Not surprisingly, Rubenstein argues that private equity is also a good thing for America, pointing out it’s a massive financial industry based in the US.
He likes to say he is better received in Beijing these days than in Congress, where he tells sceptical lawmakers to consider not doing anything to damage one of the few global businesses the US still dominates. On the issue of carried interest—the application of lower capital gains taxes on private equity performance fees—Rubenstein presents a nuanced defence. “It’s unfair to single out any one industry when it comes to tax reform. Let’s have a comprehensive look at everything,” says Rubenstein. “Don’t spend all your time changing the private equity rules, because you aren’t going to pick up any revenue. Maybe that means increasing capital gains taxes, maybe marginal rates.
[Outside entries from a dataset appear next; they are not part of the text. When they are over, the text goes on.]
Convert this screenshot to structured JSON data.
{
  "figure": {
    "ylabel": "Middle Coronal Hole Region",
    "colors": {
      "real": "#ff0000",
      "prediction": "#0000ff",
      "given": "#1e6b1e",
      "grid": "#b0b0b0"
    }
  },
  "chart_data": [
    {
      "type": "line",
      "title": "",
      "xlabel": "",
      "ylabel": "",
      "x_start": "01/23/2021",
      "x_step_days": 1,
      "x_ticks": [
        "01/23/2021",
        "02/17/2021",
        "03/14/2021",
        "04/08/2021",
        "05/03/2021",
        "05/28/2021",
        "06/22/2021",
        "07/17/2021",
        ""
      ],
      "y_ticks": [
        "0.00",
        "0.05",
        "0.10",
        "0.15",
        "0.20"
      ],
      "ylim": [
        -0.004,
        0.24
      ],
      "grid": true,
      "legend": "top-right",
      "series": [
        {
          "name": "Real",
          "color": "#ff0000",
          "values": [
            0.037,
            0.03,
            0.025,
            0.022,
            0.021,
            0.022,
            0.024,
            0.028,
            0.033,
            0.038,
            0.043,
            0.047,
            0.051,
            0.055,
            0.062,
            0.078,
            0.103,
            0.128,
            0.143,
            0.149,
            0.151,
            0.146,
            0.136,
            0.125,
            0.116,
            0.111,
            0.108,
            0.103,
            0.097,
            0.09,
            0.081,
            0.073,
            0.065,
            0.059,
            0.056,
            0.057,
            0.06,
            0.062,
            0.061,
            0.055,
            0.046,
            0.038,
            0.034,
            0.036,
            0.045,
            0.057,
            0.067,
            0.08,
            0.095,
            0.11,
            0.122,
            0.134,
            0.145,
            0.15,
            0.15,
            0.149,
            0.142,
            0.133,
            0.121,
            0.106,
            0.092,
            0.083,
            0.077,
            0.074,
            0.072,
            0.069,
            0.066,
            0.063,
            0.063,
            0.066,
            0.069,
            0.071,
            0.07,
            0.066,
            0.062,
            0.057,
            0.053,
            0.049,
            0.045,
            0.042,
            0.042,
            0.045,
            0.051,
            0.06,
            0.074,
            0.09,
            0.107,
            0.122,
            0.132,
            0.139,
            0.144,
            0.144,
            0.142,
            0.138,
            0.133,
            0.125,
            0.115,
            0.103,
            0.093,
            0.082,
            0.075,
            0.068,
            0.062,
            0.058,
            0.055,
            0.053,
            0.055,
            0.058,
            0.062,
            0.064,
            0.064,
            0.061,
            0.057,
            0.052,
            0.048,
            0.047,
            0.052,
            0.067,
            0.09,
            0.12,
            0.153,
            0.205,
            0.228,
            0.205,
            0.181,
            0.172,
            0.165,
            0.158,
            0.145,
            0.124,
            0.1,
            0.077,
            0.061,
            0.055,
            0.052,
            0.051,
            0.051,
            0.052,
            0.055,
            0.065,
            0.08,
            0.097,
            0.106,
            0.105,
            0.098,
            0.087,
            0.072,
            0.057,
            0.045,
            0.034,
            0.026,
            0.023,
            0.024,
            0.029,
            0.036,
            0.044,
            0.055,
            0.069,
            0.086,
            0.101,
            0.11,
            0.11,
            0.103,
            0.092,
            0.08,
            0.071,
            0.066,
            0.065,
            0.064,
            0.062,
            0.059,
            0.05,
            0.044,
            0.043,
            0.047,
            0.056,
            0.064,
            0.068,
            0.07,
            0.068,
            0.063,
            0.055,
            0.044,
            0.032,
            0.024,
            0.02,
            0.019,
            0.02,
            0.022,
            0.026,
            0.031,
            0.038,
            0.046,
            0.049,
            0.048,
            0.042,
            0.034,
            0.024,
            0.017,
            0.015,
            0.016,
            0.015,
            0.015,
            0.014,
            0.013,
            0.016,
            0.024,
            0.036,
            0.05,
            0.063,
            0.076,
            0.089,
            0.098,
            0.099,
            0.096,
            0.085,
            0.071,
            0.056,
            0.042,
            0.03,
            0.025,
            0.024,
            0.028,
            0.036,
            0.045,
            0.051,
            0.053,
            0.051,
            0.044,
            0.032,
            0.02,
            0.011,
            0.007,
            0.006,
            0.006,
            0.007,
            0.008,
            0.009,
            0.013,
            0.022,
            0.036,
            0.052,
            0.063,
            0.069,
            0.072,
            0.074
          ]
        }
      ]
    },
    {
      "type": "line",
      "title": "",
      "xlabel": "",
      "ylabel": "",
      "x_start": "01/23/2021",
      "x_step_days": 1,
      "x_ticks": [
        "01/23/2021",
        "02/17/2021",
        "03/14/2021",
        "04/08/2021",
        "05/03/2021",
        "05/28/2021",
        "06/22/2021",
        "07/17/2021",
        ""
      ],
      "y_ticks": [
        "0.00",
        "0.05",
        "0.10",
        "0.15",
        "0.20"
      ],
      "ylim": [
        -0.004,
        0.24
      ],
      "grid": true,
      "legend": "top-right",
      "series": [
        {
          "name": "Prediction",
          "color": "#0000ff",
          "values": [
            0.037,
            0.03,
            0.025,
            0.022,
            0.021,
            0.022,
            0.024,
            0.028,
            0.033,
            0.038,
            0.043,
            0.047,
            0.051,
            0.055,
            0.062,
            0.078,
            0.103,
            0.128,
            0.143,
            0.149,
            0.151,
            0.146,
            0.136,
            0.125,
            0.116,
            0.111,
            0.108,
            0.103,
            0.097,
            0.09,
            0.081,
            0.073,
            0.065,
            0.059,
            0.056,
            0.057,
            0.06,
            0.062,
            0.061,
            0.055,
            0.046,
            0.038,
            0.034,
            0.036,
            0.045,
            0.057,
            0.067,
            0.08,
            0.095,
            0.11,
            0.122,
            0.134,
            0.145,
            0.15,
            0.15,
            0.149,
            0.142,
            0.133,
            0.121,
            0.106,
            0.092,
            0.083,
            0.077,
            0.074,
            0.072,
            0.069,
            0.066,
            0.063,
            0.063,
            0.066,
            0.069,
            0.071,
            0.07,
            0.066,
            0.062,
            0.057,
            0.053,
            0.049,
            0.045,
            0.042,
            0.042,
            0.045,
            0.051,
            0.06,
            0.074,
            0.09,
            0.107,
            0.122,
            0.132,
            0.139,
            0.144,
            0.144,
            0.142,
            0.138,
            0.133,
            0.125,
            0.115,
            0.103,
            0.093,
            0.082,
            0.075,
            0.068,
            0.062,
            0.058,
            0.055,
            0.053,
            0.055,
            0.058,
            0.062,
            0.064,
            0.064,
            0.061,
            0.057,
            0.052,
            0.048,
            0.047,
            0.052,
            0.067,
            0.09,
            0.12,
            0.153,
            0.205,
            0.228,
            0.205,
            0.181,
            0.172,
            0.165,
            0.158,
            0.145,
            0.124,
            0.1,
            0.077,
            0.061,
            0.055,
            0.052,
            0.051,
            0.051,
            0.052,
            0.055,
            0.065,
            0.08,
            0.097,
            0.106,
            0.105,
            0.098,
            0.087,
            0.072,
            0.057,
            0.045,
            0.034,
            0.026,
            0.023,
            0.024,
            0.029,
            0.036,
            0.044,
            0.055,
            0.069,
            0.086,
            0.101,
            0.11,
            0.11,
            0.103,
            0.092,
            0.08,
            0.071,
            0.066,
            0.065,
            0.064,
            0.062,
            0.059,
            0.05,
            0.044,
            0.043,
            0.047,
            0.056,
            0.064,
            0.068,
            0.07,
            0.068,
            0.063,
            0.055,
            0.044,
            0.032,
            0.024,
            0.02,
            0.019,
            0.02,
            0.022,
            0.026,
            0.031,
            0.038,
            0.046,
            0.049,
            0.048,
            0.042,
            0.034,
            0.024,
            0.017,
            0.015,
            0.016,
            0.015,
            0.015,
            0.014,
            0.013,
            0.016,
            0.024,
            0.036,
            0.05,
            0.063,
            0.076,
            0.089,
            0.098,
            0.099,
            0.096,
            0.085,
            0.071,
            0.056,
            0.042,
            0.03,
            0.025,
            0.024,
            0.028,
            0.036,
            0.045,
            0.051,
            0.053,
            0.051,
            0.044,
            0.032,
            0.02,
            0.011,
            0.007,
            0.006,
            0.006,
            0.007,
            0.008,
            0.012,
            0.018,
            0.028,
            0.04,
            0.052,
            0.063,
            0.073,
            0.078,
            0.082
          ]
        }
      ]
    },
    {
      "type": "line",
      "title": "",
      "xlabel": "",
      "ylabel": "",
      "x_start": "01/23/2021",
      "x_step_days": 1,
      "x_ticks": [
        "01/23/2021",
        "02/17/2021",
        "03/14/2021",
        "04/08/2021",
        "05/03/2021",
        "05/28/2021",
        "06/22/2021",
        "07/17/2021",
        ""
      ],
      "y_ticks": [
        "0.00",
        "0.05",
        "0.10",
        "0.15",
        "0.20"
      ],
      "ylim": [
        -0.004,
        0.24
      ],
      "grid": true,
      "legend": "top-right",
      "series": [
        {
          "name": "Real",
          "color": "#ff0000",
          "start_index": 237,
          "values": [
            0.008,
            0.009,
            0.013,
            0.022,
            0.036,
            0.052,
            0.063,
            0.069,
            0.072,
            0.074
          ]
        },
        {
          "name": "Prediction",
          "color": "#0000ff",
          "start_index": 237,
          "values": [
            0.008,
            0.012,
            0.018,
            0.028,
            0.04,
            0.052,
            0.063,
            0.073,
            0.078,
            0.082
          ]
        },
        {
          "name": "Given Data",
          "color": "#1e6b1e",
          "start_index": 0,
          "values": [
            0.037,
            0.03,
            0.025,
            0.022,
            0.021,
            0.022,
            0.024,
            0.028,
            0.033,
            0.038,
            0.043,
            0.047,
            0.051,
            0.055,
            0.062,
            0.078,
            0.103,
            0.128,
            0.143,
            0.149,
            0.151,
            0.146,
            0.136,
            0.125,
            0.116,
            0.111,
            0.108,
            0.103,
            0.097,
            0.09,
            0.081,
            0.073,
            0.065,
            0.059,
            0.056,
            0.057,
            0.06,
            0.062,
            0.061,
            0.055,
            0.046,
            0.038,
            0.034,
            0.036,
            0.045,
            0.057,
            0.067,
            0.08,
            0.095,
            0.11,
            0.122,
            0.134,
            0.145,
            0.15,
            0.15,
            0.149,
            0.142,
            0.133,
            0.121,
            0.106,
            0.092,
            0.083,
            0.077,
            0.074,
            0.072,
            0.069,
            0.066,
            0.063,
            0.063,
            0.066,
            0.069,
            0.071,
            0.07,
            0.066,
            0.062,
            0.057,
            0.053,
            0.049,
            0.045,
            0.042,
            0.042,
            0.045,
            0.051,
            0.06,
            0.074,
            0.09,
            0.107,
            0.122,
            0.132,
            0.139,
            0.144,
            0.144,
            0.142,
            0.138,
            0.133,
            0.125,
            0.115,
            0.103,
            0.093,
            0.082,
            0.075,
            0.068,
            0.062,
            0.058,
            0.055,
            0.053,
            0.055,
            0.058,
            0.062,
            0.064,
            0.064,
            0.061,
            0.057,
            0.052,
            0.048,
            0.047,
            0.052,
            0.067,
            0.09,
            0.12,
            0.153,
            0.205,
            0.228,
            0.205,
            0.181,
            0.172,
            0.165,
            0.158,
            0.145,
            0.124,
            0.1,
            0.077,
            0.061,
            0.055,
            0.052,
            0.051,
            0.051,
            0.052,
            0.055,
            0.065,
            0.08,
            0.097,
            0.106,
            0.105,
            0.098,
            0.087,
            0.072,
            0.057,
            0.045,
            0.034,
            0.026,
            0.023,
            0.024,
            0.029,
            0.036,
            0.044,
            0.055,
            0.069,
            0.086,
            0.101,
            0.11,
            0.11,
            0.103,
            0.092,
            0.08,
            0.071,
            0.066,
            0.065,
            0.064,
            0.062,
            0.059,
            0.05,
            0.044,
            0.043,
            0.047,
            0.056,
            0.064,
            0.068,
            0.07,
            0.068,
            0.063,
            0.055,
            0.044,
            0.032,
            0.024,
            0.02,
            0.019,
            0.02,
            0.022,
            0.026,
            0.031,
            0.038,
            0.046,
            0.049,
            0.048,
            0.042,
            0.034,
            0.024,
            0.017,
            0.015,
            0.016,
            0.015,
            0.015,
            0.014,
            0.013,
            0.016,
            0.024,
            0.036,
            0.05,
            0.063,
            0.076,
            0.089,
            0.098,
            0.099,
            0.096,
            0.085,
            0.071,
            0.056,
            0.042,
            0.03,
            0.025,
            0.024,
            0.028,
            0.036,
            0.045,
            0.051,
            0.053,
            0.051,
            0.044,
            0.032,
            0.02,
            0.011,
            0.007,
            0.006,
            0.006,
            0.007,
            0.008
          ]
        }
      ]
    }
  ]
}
Everything should be on the table.”
Ironically, one of the toughest recent sales jobs for the master fundraiser was convincing people to invest in Carlyle’s own IPO, even though all the money raised was slated to pay off debt. Part of the problem was that Carlyle’s earnings have historically been lumpy, coming more from episodic performance fees. Wall Street doesn’t like the kind of results Carlyle posted in its last quarter, when it reported an economic net loss of $58 million.
Investors are also suspicious of private equity shops because these companies are partnerships whose first allegiance is to the investors in their funds, not in their firms. Many stock investors had already been burned by the IPOs of Blackstone, Fortress Investment Group and Apollo. Carlyle is out to prove these stocks can work for investors. To sell the IPO, Carlyle cheaply priced its shares even cutting the final price by half a buck on the demands of a major investor. Rubenstein couldn’t believe it when he heard that same investor bought $1 billion of Facebook stock at $38 the same month.
As always, though, Rubenstein got the deal done.